Hacker News new | ask | show | jobs
by mickronome 3218 days ago
I've always thought of compilers as usually lossy graph rewriters with input and output data structures usually being 'flatter' in some sense. Maybe a both simplistic and vague model, but it has served me well enough the few times I needed to build one.

This isn't meant to validate or invalidate any other view or definition, but I'm curious if there are any good counter examples or theoretical reasons for characterising compilers differently ?

Quite naturally, all compilers might not be implemented with explicit graphs and their subsequent rewrites, but implicitly both input and output represent a set of statements encoding a specific set of truths and actions, all of them which is intrinsically related to their various contexts.

In this light there is really no distinction between high level and low level targets, but only between various levels of information loss and how explicit the actions and truths are expressed in the input and output.

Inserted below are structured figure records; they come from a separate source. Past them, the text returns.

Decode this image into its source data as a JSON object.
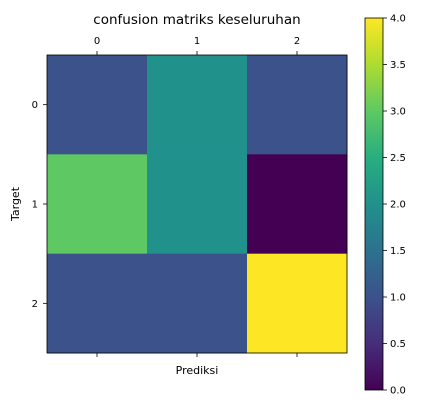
{
  "chart_data": {
    "type": "heatmap",
    "title": "confusion matriks keseluruhan",
    "xlabel": "Prediksi",
    "ylabel": "Target",
    "x_categories": [
      "0",
      "1",
      "2"
    ],
    "y_categories": [
      "0",
      "1",
      "2"
    ],
    "matrix": [
      [
        1,
        2,
        1
      ],
      [
        3,
        2,
        0
      ],
      [
        1,
        1,
        4
      ]
    ],
    "x_ticks_position": "top",
    "colormap": "viridis",
    "colorbar": {
      "range": [
        0.0,
        4.0
      ],
      "ticks": [
        "0.0",
        "0.5",
        "1.0",
        "1.5",
        "2.0",
        "2.5",
        "3.0",
        "3.5",
        "4.0"
      ],
      "tick_values": [
        0.0,
        0.5,
        1.0,
        1.5,
        2.0,
        2.5,
        3.0,
        3.5,
        4.0
      ]
    }
  }
}
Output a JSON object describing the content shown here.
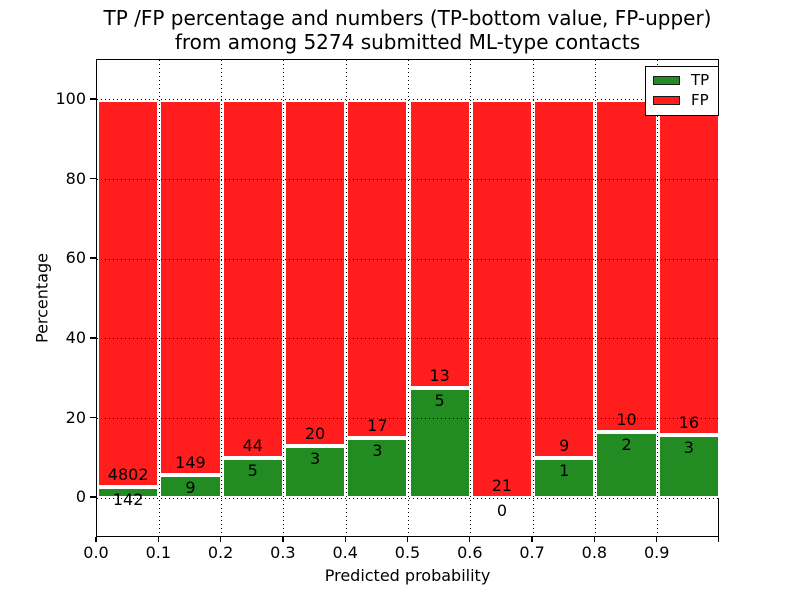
{
  "figure": {
    "title_line1": "TP /FP percentage and numbers (TP-bottom value, FP-upper)",
    "title_line2": "from among 5274 submitted ML-type contacts"
  },
  "chart_data": {
    "type": "bar",
    "subtype": "stacked-percentage-histogram",
    "title": "TP /FP percentage and numbers (TP-bottom value, FP-upper) from among 5274 submitted ML-type contacts",
    "xlabel": "Predicted probability",
    "ylabel": "Percentage",
    "xlim": [
      0.0,
      1.0
    ],
    "ylim": [
      -10,
      110
    ],
    "x_tick_labels": [
      "0.0",
      "0.1",
      "0.2",
      "0.3",
      "0.4",
      "0.5",
      "0.6",
      "0.7",
      "0.8",
      "0.9"
    ],
    "y_ticks": [
      0,
      20,
      40,
      60,
      80,
      100
    ],
    "grid": "dotted-black-both-axes",
    "total_contacts": 5274,
    "legend": {
      "position": "upper right",
      "entries": [
        {
          "label": "TP",
          "color": "#228b22"
        },
        {
          "label": "FP",
          "color": "#ff1d1d"
        }
      ]
    },
    "bins": [
      {
        "x_start": 0.0,
        "x_end": 0.1,
        "tp": 142,
        "fp": 4802
      },
      {
        "x_start": 0.1,
        "x_end": 0.2,
        "tp": 9,
        "fp": 149
      },
      {
        "x_start": 0.2,
        "x_end": 0.3,
        "tp": 5,
        "fp": 44
      },
      {
        "x_start": 0.3,
        "x_end": 0.4,
        "tp": 3,
        "fp": 20
      },
      {
        "x_start": 0.4,
        "x_end": 0.5,
        "tp": 3,
        "fp": 17
      },
      {
        "x_start": 0.5,
        "x_end": 0.6,
        "tp": 5,
        "fp": 13
      },
      {
        "x_start": 0.6,
        "x_end": 0.7,
        "tp": 0,
        "fp": 21
      },
      {
        "x_start": 0.7,
        "x_end": 0.8,
        "tp": 1,
        "fp": 9
      },
      {
        "x_start": 0.8,
        "x_end": 0.9,
        "tp": 2,
        "fp": 10
      },
      {
        "x_start": 0.9,
        "x_end": 1.0,
        "tp": 3,
        "fp": 16
      }
    ],
    "tp_percentages": [
      2.87,
      5.7,
      10.2,
      13.04,
      15.0,
      27.78,
      0.0,
      10.0,
      16.67,
      15.79
    ]
  }
}
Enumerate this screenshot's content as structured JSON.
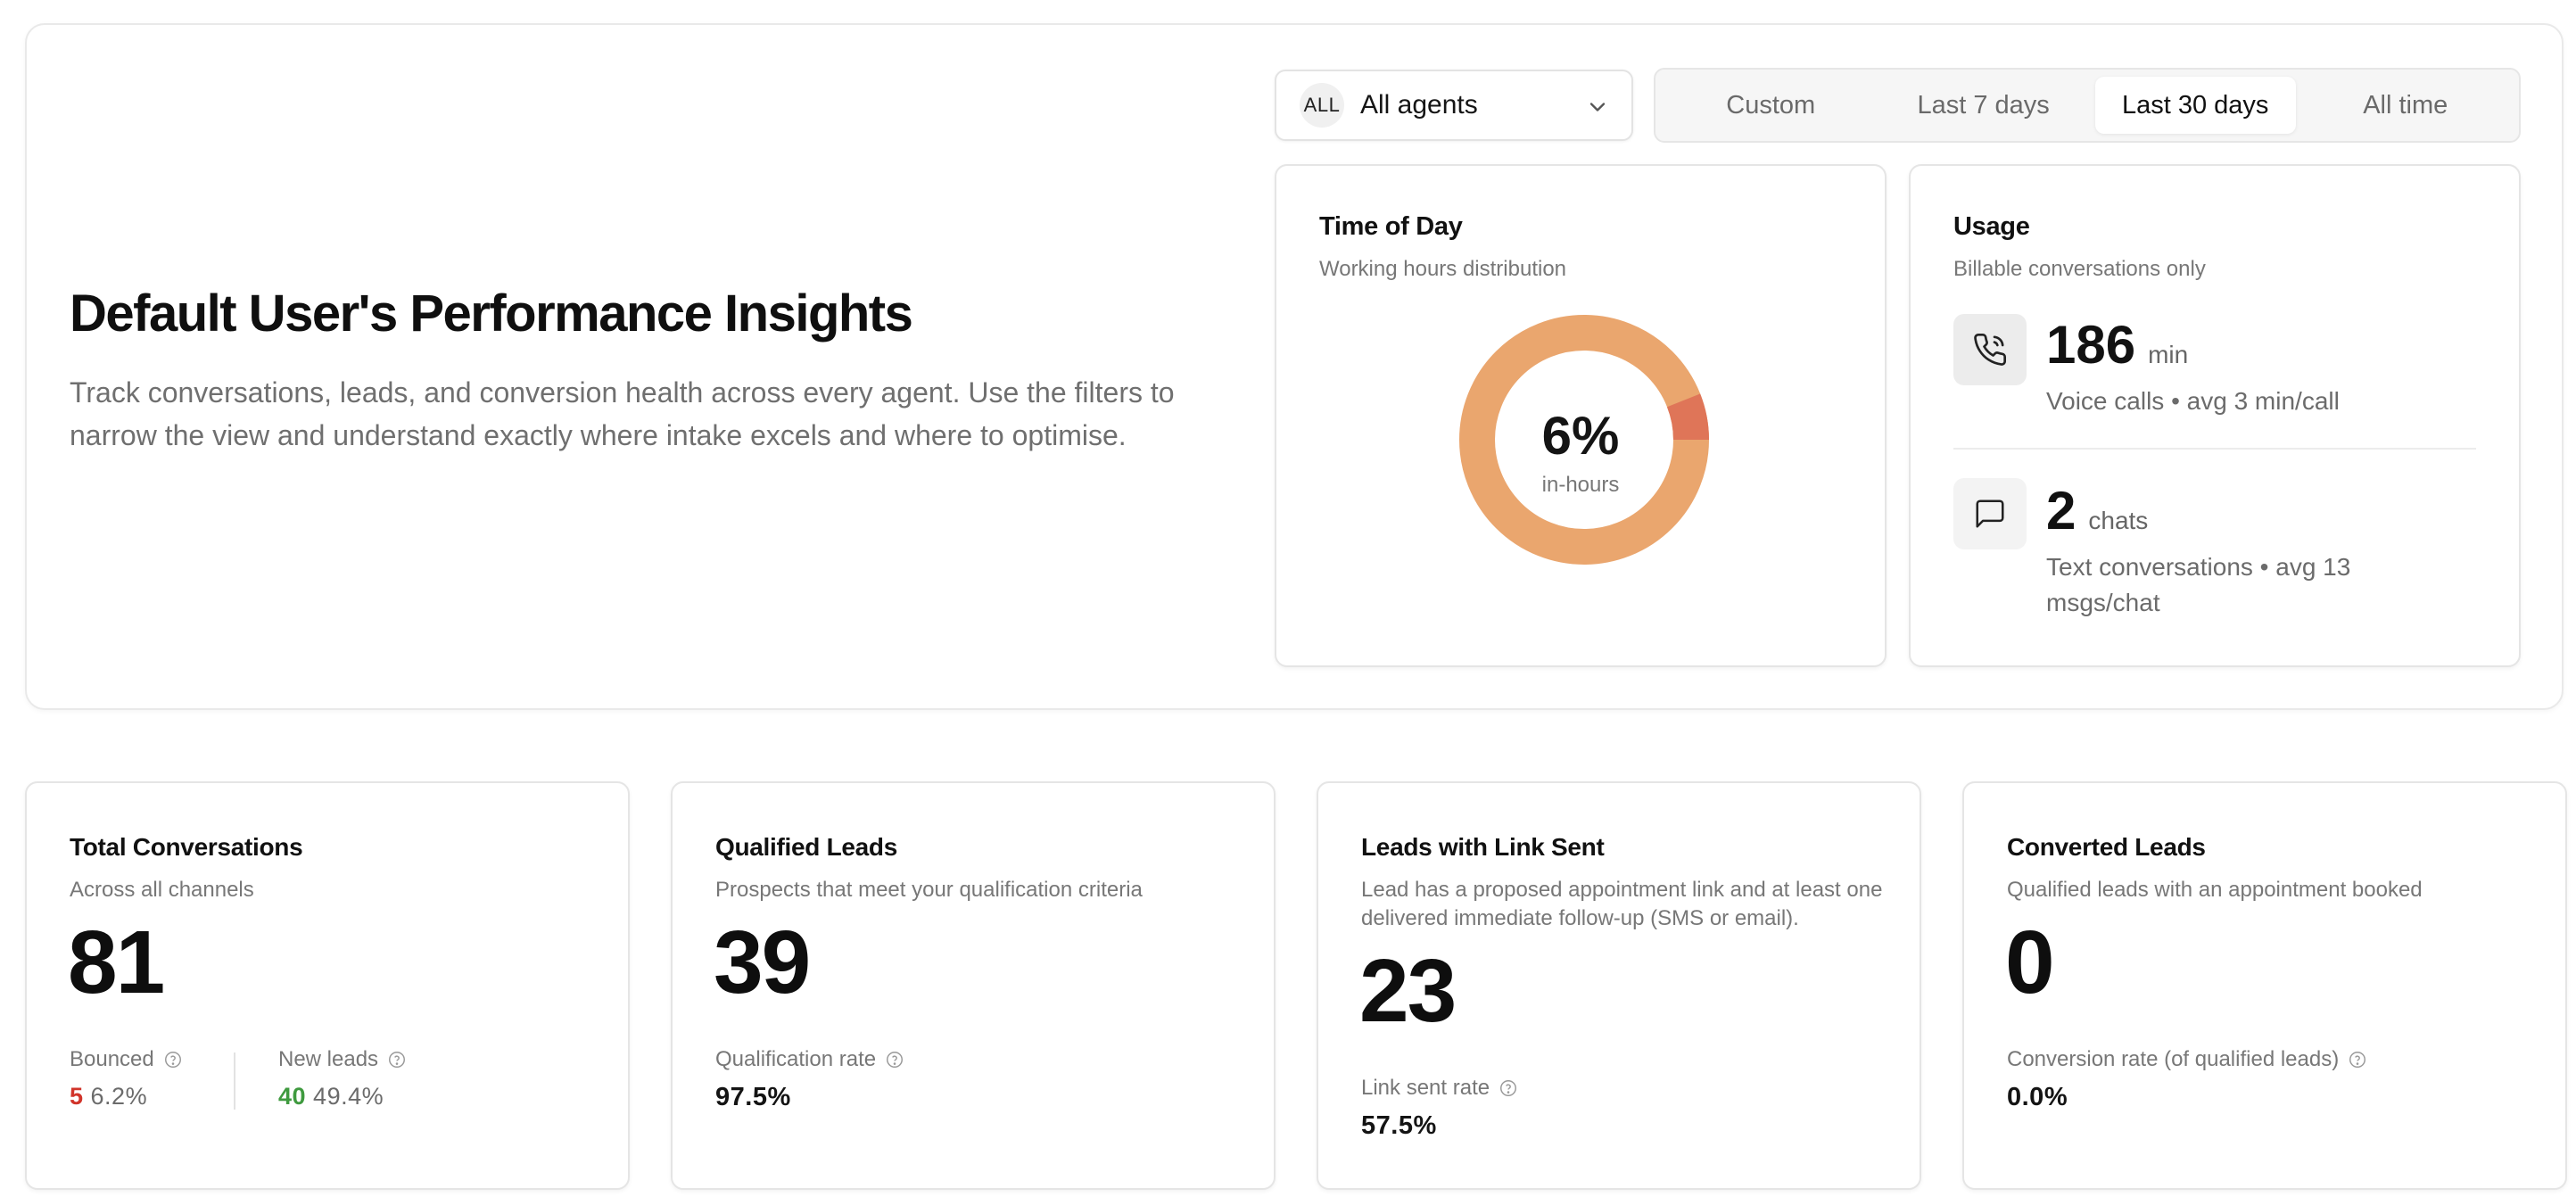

It might be worth noting that most of the perceived information loss, except for names, is only due to human perception and limitations. State of the art decompilers can in many cases recover a surprising amount of the original types and code structures, albeit at considerable computational costs.

2 comments

Graph rewriting turns out to be a rather difficult problem, and many optimizations are better recast in other frameworks. For example, instruction scheduling (on superscalar processors) is pretty much a textbook example of the job scheduling problem. Loop optimizations can be most easily expressed in the polyhedral loop optimization model. Decisions like inlining can be framed as high-dimension, highly non-linear, multi-goal optimization (in the mathematics sense) problems.
I can't think of any reason to contradict that as a abstract description of a compiler, although the standard - Practical? - definition of a compiler is probably the more useful of the two.

Graph rewriting is probably a little bit niche, e.g. AFAIK most compilers don't describe what they do as graph rewriting. Perhaps because many compilers do a lot of their work on linear data structures (which are part of a larger graph) like Basic Blocks.